Some might want to say that this admittance is a weakness on God's part. By admitting He is jealous for His people, somehow this makes Him unworthy to be deity. I disagree. It is a sign of strength. He is telling these people how their relationship will be. He will not share them with anyone else, and He will not allow them to share themselves with anyone else.

Look at it in terms of marriage. Can you imagine a man getting married saying to his bride, "I am going to be married to you, but I am going to see other women. At the ceremony, I will pledge that I will forsake all others, but I really don't mean it. I have other women in mind. Is that ok with you?" We have a word for someone like that: unfaithful. In the spiritual realm, to have other gods while professing belief in the one true God is spiritual unfaithfulness.

This was God's point to the ancient Israelites. Just like in an earthly marriage, He would be faithful to them, and required they were equally faithful to Him. In all the troubles that the kingdom of Israel (and Judah) had, it was never because of God's unfaithfulness. It was always because of theirs. God is presented throughout the Bible as being a husband, and Israel (and the church) being His bride. Just like someone getting married, He does not want to share. He expects His bride to be faithful.

Tuesday, December 4, 2018

My Shepherd

David uses a unique name for God in Psalm 23 - Jehovah-Raah, or the Lord is My Shepherd. Using the pastoral imagery he is so familiar with, David reveals God in Psalm 23 as having a relationship with his people like a shepherd does with his sheep. God is not a distant, unfeeling creature. He is a shepherd who lovingly takes care of his flock. Like a good shepherd, God is our provider, finding green pastures where we can feed. He is our protector, exercising His strong arms in our defense. He is our guide to peaceful and restful places, just like a shepherd leading the sheep to still water.
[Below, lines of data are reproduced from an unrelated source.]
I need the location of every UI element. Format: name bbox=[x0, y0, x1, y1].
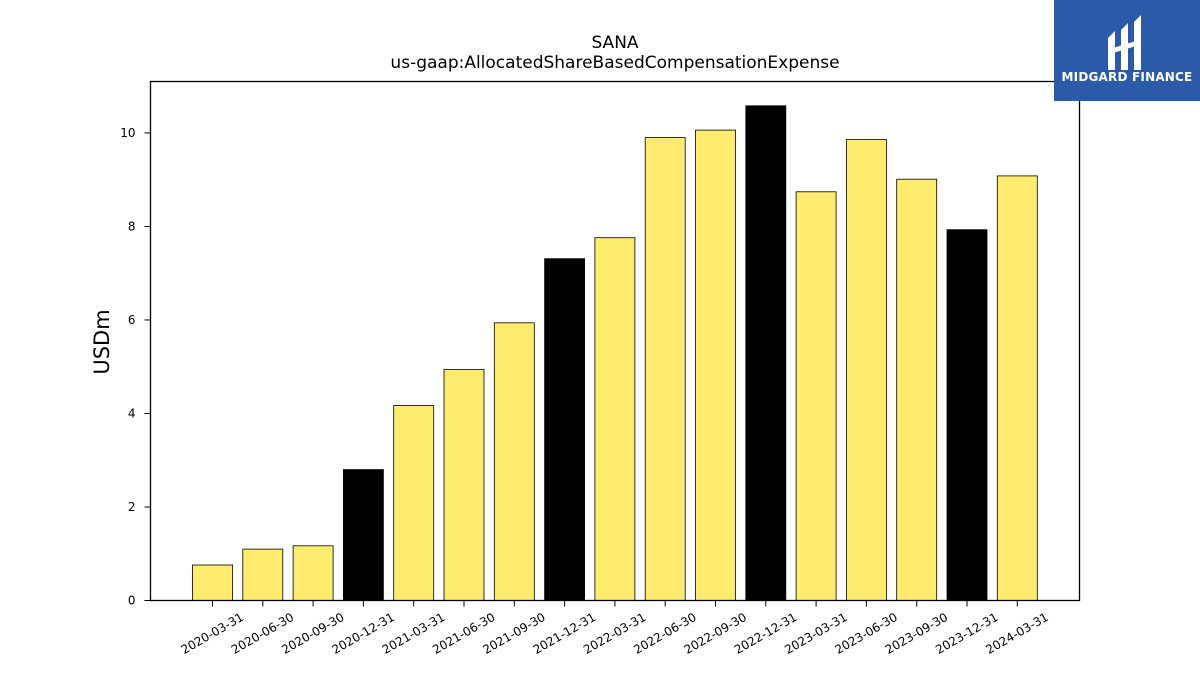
bar-2022-09-30 bbox=[695, 129, 736, 601]
bar-2020-03-31 bbox=[192, 564, 233, 601]
bar-2023-09-30 bbox=[896, 178, 938, 601]
bar-2023-12-31 bbox=[946, 229, 988, 601]
bar-2020-12-31 bbox=[342, 469, 384, 601]
bar-2021-09-30 bbox=[493, 322, 535, 601]
chart-subtitle: us-gaap:AllocatedShareBasedCompensationE… bbox=[390, 53, 839, 73]
y-axis-label: USDm bbox=[90, 309, 114, 374]
bar-2022-03-31 bbox=[594, 237, 636, 601]
y-axis-ticks: 0 2 4 6 8 10 bbox=[120, 126, 151, 608]
y-tick-label: 0 bbox=[128, 594, 136, 608]
bar-2021-03-31 bbox=[393, 405, 435, 601]
y-tick-label: 10 bbox=[120, 126, 135, 140]
bars-group bbox=[192, 105, 1038, 601]
chart-title: SANA bbox=[591, 33, 638, 53]
bar-2021-06-30 bbox=[443, 369, 485, 601]
y-tick-label: 4 bbox=[128, 406, 136, 420]
bar-2023-03-31 bbox=[795, 191, 837, 601]
y-tick-label: 6 bbox=[128, 313, 136, 327]
bar-2021-12-31 bbox=[544, 258, 585, 601]
bar-2022-12-31 bbox=[745, 105, 787, 601]
bar-2022-06-30 bbox=[644, 137, 686, 601]
bar-2020-09-30 bbox=[292, 545, 334, 601]
x-axis-ticks: 2020-03-312020-06-302020-09-302020-12-31… bbox=[179, 600, 1051, 657]
bar-2020-06-30 bbox=[242, 548, 284, 601]
logo-mark-icon bbox=[1108, 15, 1141, 70]
logo-text: MIDGARD FINANCE bbox=[1062, 70, 1193, 84]
bar-2024-03-31 bbox=[996, 175, 1038, 601]
logo: MIDGARD FINANCE bbox=[1054, 0, 1200, 101]
y-tick-label: 8 bbox=[128, 219, 136, 233]
bar-2023-06-30 bbox=[846, 139, 887, 601]
plot-frame bbox=[149, 80, 1081, 602]
y-tick-label: 2 bbox=[128, 500, 136, 514]
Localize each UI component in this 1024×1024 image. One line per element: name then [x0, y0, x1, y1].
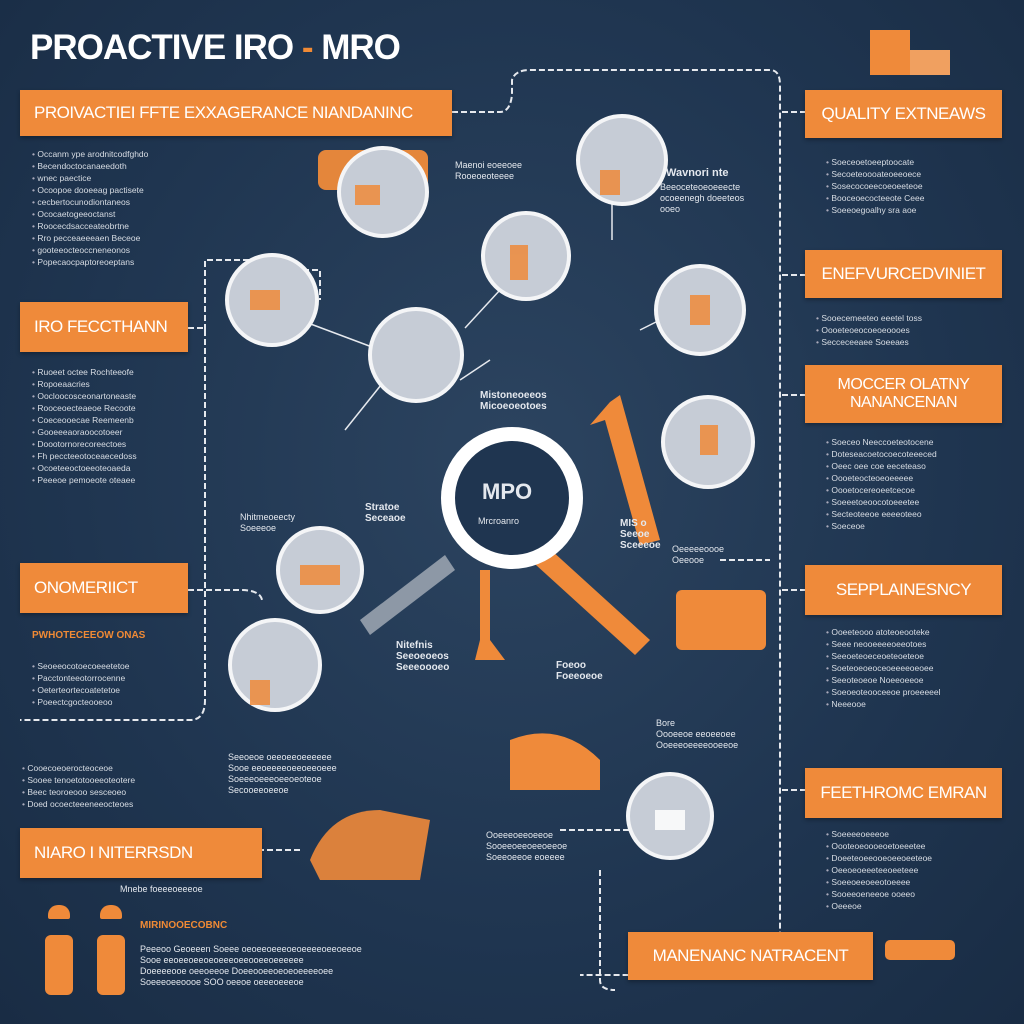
page-title: PROACTIVE IRO - MRO — [30, 28, 401, 67]
text-right4: Ooeeteooo atoteoeootekeSeee neooeeeeoeeo… — [826, 626, 940, 710]
center-subtitle: Mrcroanro — [478, 516, 520, 526]
label-stratoe: Stratoe Seceaoe — [365, 502, 406, 524]
text-left3: SeoeeocotoecoeeetetoePacctonteeotorrocen… — [32, 660, 129, 708]
banner-sepp: SEPPLAINESNCY — [805, 565, 1002, 615]
label-low: Ooeeeoeeoeeoe Sooeeoeeoeeoeeoe Soeeoeeoe e… — [486, 830, 568, 862]
label-bore: Bore Oooeeoe eeoeeoee Ooeeeoeeeeooeeoe — [656, 718, 739, 750]
label-mid: Seeoeoe oeeoeeoeeeeee Sooe eeoeeeeoeeoeeo… — [228, 752, 337, 795]
banner-quality: QUALITY EXTNEAWS — [805, 90, 1002, 138]
label-wavnori-sub: Beeoceteoeoeeecte ocoeenegh doeeteos ooeo — [660, 182, 745, 214]
banner-feeth: FEETHROMC EMRAN — [805, 768, 1002, 818]
label-oeee: Oeeeeeoooe Oeeooe — [672, 544, 725, 565]
banner-proactive: PROIVACTIEI FFTE EXXAGERANCE NIANDANINC — [20, 90, 452, 136]
banner-maintenance: MANENANC NATRACENT — [628, 932, 873, 980]
text-right2: Sooecemeeteo eeetel tossOooeteoeocoeoeoo… — [816, 312, 922, 348]
label-nimto: Nhitmeoeecty Soeeeoe — [240, 512, 296, 533]
workers-body: Peeeoo Geoeeen Soeee oeoeeoeeeoeoeeeeoee… — [140, 944, 362, 987]
text-right1: SoeceoetoeeptoocateSecoeteoooateoeeoeceS… — [826, 156, 924, 216]
text-left4: CooecoeoerocteoceoeSooee tenoetotooeeote… — [22, 762, 135, 810]
engineer-icon — [40, 905, 140, 995]
banner-moccer: MOCCER OLATNY NANANCENAN — [805, 365, 1002, 423]
text-left1: Occanm ype arodnitcodfghdoBecendoctocana… — [32, 148, 148, 268]
banner-onomeriict: ONOMERIICT — [20, 563, 188, 613]
center-logo: MPO — [482, 479, 533, 504]
label-wavnori: Wavnori nte — [666, 167, 729, 179]
banner-enef: ENEFVURCEDVINIET — [805, 250, 1002, 298]
text-right5: SoeeeeoeeeoeOooteoeoooeoetoeeeteeDoeeteo… — [826, 828, 932, 912]
label-mis: MIS o Seeoe Sceeeoe — [620, 518, 661, 551]
banner-iro: IRO FECCTHANN — [20, 302, 188, 352]
label-maenol: Maenoi eoeeoee Rooeoeoteeee — [455, 160, 523, 181]
label-mistoe: Mistoneoeeos Micoeoeotoes — [480, 390, 547, 412]
label-mnebe: Mnebe foeeeoeeeoe — [120, 884, 203, 894]
text-right3: Soeceo NeeccoeteotoceneDoteseacoetocoeco… — [826, 436, 936, 532]
banner-niaro: NIARO I NITERRSDN — [20, 828, 262, 878]
text-left2: Ruoeet octee RochteeofeRopoeaacriesOoclo… — [32, 366, 136, 486]
workers-title: MIRINOOECOBNC — [140, 920, 228, 931]
left3-subtitle: PWHOTECEEOW ONAS — [32, 630, 146, 641]
center-magnifier — [441, 427, 583, 569]
label-nitefnis: Nitefnis Seeoeoeos Seeeoooeo — [396, 640, 450, 673]
label-foeoo: Foeoo Foeeoeoe — [556, 660, 603, 682]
Compared to the gods of the kingdoms surrounding them, the God of Israel is alive and active, attentive to His flock, His people. David's description of God as a shepherd is an intimate and loving picture of how He cares for us.

Wednesday, November 21, 2018

Our Provider

An interesting description of God occurs only once in the book of Genesis, at chapter 22 verse 4:

     And Abraham called the name of that place Jehovahjireh:
     as it is said to this day, In the mount of the Lord it
     shall be seen.

The name Jehovah-jireh means The Lord Will Provide. This verse must be seen in its entire context: the history of Abraham taking Issac to Mount Moriah to be sacrificed. When they reached the top of the mountain, and prepared a place for a sacrifice, Isaac asked "...where is the lamb for a burnt offering?" (Gen. 14:7) Abraham knew he was there to sacrifice Issac. But he answered that the Lord would provide a lamb for the burnt offering.

This is exactly what happened. After the Angel of the Lord stopped Abraham from sacrificing his only son, he found a ram caught by his horns in the dense bushes. God did provide - He provided a substitute for Isaac.

God also provides for us in our ultimate need. Under sin, we deserve the penalty of death. But God provided a substitute - His Son, Jesus - to take our place, and pay our penalty. God provided a way out of our sin, and a way to be restored to a relationship with Him.

Tuesday, November 13, 2018

God Almighty

In Genesis 17:1, God reveals Himself to Abram with the name God Almighty, or El Shaddai. This name is used seven times in the Old Testament as a name for God. When the name El Shaddai is being used, God is being described as being strong, powerful, and all sufficient. It is most often used as a blessing or a prayer, asking for God to meet someone's needs, enlarge their fortunes and to give them success in life.

The God of scripture is the powerful one in contrast to other gods. He is more than able to take care of His people, and is more than sufficient for everything we need.